This was an instance of a young media coordinator, three years out of Florida State University, behaving like an old media pro. Throughout the 13-day trial, Smart parried every pointed question with the aplomb of Barbara Walters, the journalist whom she had told friends she most admired. Her style on the stand was a model of Yankee straightforwardness, even as she spoke of wearing a blue negligee, giving her lover, who was then 15, pointers on how to prepare a high-school video project and showing him the steamy cassette of “9 1/2 Weeks.” After watching that film, William Flynn said, he and Smart re-enacted certain scenes, including one in which Mickey Rourke slowly rubs an ice cube over Kim Basinger’s nude body. After hearing that testimony, the people of Exeter began lining up even earlier. Judge Douglas Gray at one point believed that public interest in the proceedings was getting excessive. “We cannot hear the record because of the constant clicking of your shutters,” he angrily told photographers. “I don’t know how many pictures you need of one individual.”

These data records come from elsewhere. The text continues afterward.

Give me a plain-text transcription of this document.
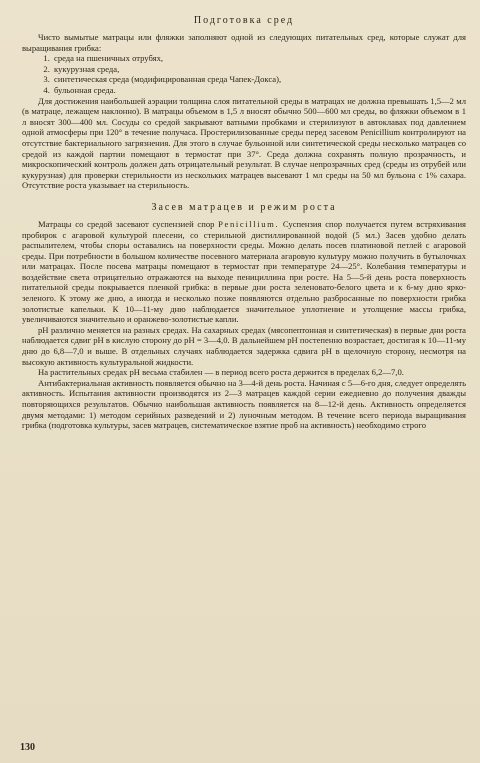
Подготовка сред

Чисто вымытые матрацы или фляжки заполняют одной из следующих питательных сред, которые служат для выращивания грибка:

1. среда на пшеничных отрубях,
2. кукурузная среда,
3. синтетическая среда (модифицированная среда Чапек-Докса),
4. бульонная среда.

Для достижения наибольшей аэрации толщина слоя питательной среды в матрацах не должна превышать 1,5—2 мл (в матраце, лежащем наклонно). В матрацы объемом в 1,5 л вносят обычно 500—600 мл среды, во фляжки объемом в 1 л вносят 300—400 мл. Сосуды со средой закрывают ватными пробками и стерилизуют в автоклавах под давлением одной атмосферы при 120° в течение получаса. Простерилизованные среды перед засевом Penicillium контролируют на отсутствие бактериального загрязнения. Для этого в случае бульонной или синтетической среды несколько матрацев со средой из каждой партии помещают в термостат при 37°. Среда должна сохранять полную прозрачность, и микроскопический контроль должен дать отрицательный результат. В случае непрозрачных сред (среды из отрубей или кукурузная) для проверки стерильности из нескольких матрацев высевают 1 мл среды на 50 мл бульона с 1% сахара. Отсутствие роста указывает на стерильность.

Засев матрацев и режим роста

Матрацы со средой засевают суспензией спор Penicillium. Суспензия спор получается путем встряхивания пробирок с агаровой культурой плесени, со стерильной дистиллированной водой (5 мл.) Засев удобно делать распылителем, чтобы споры оставались на поверхности среды. Можно делать посев платиновой петлей с агаровой среды. При потребности в большом количестве посевного материала агаровую культуру можно получить в бутылочках или матрацах. После посева матрацы помещают в термостат при температуре 24—25°. Колебания температуры и воздействие света отрицательно отражаются на выходе пенициллина при росте. На 5—5-й день роста поверхность питательной среды покрывается пленкой грибка: в первые дни роста зеленовато-белого цвета и к 6-му дню ярко-зеленого. К этому же дню, а иногда и несколько позже появляются отдельно разбросанные по поверхности грибка золотистые капельки. К 10—11-му дню наблюдается значительное уплотнение и утолщение массы грибка, увеличиваются значительно и оранжево-золотистые капли.

pH различно меняется на разных средах. На сахарных средах (мясопептонная и синтетическая) в первые дни роста наблюдается сдвиг pH в кислую сторону до pH = 3—4,0. В дальнейшем pH постепенно возрастает, достигая к 10—11-му дню до 6,8—7,0 и выше. В отдельных случаях наблюдается задержка сдвига pH в щелочную сторону, несмотря на высокую активность культуральной жидкости.

На растительных средах pH весьма стабилен — в период всего роста держится в пределах 6,2—7,0.

Антибактериальная активность появляется обычно на 3—4-й день роста. Начиная с 5—6-го дня, следует определять активность. Испытания активности производятся из 2—3 матрацев каждой серии ежедневно до получения дважды повторяющихся результатов. Обычно наибольшая активность появляется на 8—12-й день. Активность определяется двумя методами: 1) методом серийных разведений и 2) луночным методом. В течение всего периода выращивания грибка (подготовка культуры, засев матрацев, систематическое взятие проб на активность) необходимо строго

130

The prosecution seemed to be painting two pictures of Smart, both unflattering. Assistant Attorney General Paul Maggioto portrayed her as a “programmed robot” and a “cool, calculating operator” who had earned a nearly perfect grade index in school and planned to use her “ability to answer questions to pull one over” on the jury. At the same time, he said that her motive for murder, once she got “her hooks so deep into [Flynn’s] hormones,” was an overwhelming urge to keep her affair a secret, even if it meant eliminating her husband. Simply divorcing him would have revealed the affair and ruined her reputation in the small town. Ultimately, it was Flynn and his friends - now facing minimum prison terms of 28 and 18 years after pleading guilty to lesser charges in exchange for their testimony - who told the world about a very unrobotic-sounding Smart. His former teacher, Flynn testified, once performed a striptease to Van Halen’s “Black and Blue” and had sex with him in her car “four to seven times” in one afternoon. One witness testified that Smart instructed Flynn not to shoot her husband in front of their dog, lest little Halen, as he is called, be permanently traumatized.
Smart admitted to some less than exemplary behavior on the stand, but so matter-of-factly that she may have minimized its impact on the jury. “I’m not the first person in America to ever have an affair,” she said. Ultimately, the effect of Flynn breaking down in tears as he described pulling the trigger on a kneeling, pleading Greg Smart may have been too much for her lawyers to overcome. Her case was also hurt by the testimony of another former student, Cecelia Pierce, who said she had walked in on Smart and Flynn the night they’d watched “9 1/2 Weeks” and seen the accused “bopping Bill.” Pierce, wearing a concealed wire provided by police, produced audiotapes of Smart saying that if Cecelia “tells the f—ing truth” she would “send me to the f—ing slammer for the rest of our entire life.”
Smart’s attorney said in response that his client was at that time a “stressed basket case,” taking the antidepressant drug Prozac while under the care of a psychiatrist, and was acting in an irrational manner. The jury was apparently unimpressed by that explanation; it took 13 hours to find her guilty. Smart, who didn’t flinch when the verdict was read, got an automatic sentence of life imprisonment without the possibility of parole. Pierce, 16, got a $100,000 option for the screen rights to her story.